Overcoming the Obstacles
Of course there are significant and even existential threats standing in the way of this vision of a united mankind, a vision which previously was conceived only by philosophers such as Confucius, Sri Aurobindo, Nicholas of Cusa, and Leibniz. Pressing instances include the extremely dangerous conflict over the North Korean missile tests (in reaction to the stationing of the THAAD missile defense system in South Korea and the U.S.-South Korean military maneuvers); the only partially mitigated crises in the Middle East; and the conflict escalating once again in Ukraine. Pragmatists and cultural pessimists will of course cite these crises, using Aristotelian arguments, as proof that the goal of a common future for mankind is an unattainable utopia.
But exactly the opposite mode of thinking is required. If we define the common interests of mankind from the standpoint of the future—of a vision of where we intend mankind to be in 10, 100, or 1,000 years—then we can imagine a higher level of reason, on which conflicts on a lower level are resolved. China’s initiative for a New Silk Road—in which all countries can participate in win-win cooperation—proceeds precisely from this approach.
It will very soon be clear that President Trump can only realize his promise to rebuild U.S. infrastructure if countries with great expertise in this area, such as China, Japan, and Germany, participate in the process. In the same way, it is already clear that the further disintegration of Europe can only be stopped if European nations, along with China, decide to build up the Balkans and Southern Europe as part of the expansion of the New Silk Road. The conflict on the Korean peninsula is only solvable if North and South Korea return to a common strategy for development, which had been ended, under pressure from the Obama Administration, by the recently impeached President of South Korea, Park Geun-hye. This is only conceivable if the two Koreas are embedded in the dynamic of the new Silk Road.

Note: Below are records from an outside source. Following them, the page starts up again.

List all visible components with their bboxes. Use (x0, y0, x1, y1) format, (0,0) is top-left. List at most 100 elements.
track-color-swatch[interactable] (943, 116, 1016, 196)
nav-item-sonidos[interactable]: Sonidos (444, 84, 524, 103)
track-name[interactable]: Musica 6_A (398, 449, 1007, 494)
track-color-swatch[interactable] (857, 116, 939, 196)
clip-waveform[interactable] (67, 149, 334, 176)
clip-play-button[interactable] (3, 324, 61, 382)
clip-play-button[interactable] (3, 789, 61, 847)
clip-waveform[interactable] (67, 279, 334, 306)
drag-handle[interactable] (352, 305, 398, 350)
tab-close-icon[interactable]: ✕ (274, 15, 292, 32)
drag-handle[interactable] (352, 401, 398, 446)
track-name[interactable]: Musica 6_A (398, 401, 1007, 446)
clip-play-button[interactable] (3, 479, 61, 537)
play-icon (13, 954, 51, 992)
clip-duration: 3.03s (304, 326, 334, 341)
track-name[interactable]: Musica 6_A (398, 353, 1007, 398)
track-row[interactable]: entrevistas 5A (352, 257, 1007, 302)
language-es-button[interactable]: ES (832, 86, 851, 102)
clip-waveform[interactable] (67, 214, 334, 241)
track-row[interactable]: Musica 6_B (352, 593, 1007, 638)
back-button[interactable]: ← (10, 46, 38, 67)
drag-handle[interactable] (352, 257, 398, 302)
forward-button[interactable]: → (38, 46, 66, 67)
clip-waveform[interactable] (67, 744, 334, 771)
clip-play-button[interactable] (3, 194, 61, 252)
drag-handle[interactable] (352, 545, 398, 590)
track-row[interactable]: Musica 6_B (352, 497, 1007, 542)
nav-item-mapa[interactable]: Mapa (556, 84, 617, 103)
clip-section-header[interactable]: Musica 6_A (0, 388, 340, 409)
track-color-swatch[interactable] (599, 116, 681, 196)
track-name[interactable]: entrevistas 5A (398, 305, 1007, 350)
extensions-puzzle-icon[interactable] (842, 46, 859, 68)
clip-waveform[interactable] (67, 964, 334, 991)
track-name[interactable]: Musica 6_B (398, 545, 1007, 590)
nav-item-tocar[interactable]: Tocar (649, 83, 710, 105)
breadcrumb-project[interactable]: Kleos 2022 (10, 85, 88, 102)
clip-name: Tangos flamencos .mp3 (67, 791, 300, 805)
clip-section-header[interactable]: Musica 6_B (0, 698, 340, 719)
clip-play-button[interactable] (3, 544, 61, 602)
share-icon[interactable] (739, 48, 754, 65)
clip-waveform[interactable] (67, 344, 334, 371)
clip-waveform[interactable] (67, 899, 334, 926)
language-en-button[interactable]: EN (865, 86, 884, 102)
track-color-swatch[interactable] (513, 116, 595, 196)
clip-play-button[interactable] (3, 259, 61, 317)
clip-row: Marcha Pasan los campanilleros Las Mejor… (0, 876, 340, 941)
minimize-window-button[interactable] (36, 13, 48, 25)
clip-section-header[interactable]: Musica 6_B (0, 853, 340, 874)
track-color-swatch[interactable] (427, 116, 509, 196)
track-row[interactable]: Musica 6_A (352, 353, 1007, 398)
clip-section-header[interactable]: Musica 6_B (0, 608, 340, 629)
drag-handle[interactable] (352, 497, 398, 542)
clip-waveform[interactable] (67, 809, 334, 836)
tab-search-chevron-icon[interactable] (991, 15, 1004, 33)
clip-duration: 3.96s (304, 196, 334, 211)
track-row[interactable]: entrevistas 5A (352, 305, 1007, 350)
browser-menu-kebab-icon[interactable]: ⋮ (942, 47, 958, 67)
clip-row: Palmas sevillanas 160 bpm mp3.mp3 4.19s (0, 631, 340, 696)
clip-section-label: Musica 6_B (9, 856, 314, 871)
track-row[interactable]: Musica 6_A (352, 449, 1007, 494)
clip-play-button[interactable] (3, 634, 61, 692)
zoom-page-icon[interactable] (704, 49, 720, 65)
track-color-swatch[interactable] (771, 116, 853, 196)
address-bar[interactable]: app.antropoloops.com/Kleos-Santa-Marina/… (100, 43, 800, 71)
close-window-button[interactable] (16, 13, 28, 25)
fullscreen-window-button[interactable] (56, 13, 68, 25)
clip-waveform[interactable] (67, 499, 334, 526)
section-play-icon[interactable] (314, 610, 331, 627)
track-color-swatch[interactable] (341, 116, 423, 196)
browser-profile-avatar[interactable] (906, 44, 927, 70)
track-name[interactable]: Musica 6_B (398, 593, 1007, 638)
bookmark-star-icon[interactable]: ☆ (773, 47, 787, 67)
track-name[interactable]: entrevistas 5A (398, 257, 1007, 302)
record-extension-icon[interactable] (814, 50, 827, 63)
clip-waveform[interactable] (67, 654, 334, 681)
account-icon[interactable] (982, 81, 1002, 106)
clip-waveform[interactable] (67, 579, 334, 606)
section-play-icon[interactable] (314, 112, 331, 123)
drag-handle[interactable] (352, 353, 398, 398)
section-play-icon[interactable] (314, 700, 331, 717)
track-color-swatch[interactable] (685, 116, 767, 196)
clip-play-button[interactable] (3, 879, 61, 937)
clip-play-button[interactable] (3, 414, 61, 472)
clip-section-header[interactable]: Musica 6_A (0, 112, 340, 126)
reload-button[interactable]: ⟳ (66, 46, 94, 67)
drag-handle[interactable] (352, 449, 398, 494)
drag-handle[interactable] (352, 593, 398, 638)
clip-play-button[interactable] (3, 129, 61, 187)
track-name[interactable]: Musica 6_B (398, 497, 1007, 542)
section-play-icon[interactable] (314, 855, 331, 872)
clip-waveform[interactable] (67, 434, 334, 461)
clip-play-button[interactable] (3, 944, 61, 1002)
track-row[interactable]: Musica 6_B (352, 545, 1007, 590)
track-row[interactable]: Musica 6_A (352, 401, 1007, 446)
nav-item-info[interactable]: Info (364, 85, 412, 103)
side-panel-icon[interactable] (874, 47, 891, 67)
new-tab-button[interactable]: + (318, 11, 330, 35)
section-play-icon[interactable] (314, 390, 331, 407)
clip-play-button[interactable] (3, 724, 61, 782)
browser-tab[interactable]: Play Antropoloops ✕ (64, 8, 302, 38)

And Europe could perhaps again evoke a western community of values, if it gave up its unspeakable attempts to make horrific deals to organize reception camps for refugees—which have become detention camps—and instead participatedin a workable development strategy for Southwest Asia and Africa. But this presupposes that the representatives of the arrogant, neoliberal, trans-Atlantic Establishment come down off their high horses—or are replaced by other political forces.
This might appear unrealistic to many people today, but the moment in universal history has come, in which the best ideas that mankind’s greatest thinkers have brought forward, must be put into practice. One of the most important conceptions of this kind is the method of thinking that Nicholas of Cusa developed with his coincidentia oppositorum, the coincidence of opposites. Nicholas fully realized—and he wrote of it—that what he was thinking had never been conceived by anyone else. But with this scientific method, he not only laid the basis for the Treaty of Westphalia, but also for the creation of new discoveries in science and Classical art.
If we are to solve the problems of mankind today, we have to start from Cusa’s approach, an approach much like that of Confucianism, on which Chinese President Xi Jinping’s vision is based. To better understand this approach, Cusa’s De Docta Ignorantia and his associated memorandum in its defense are highly recommended readings.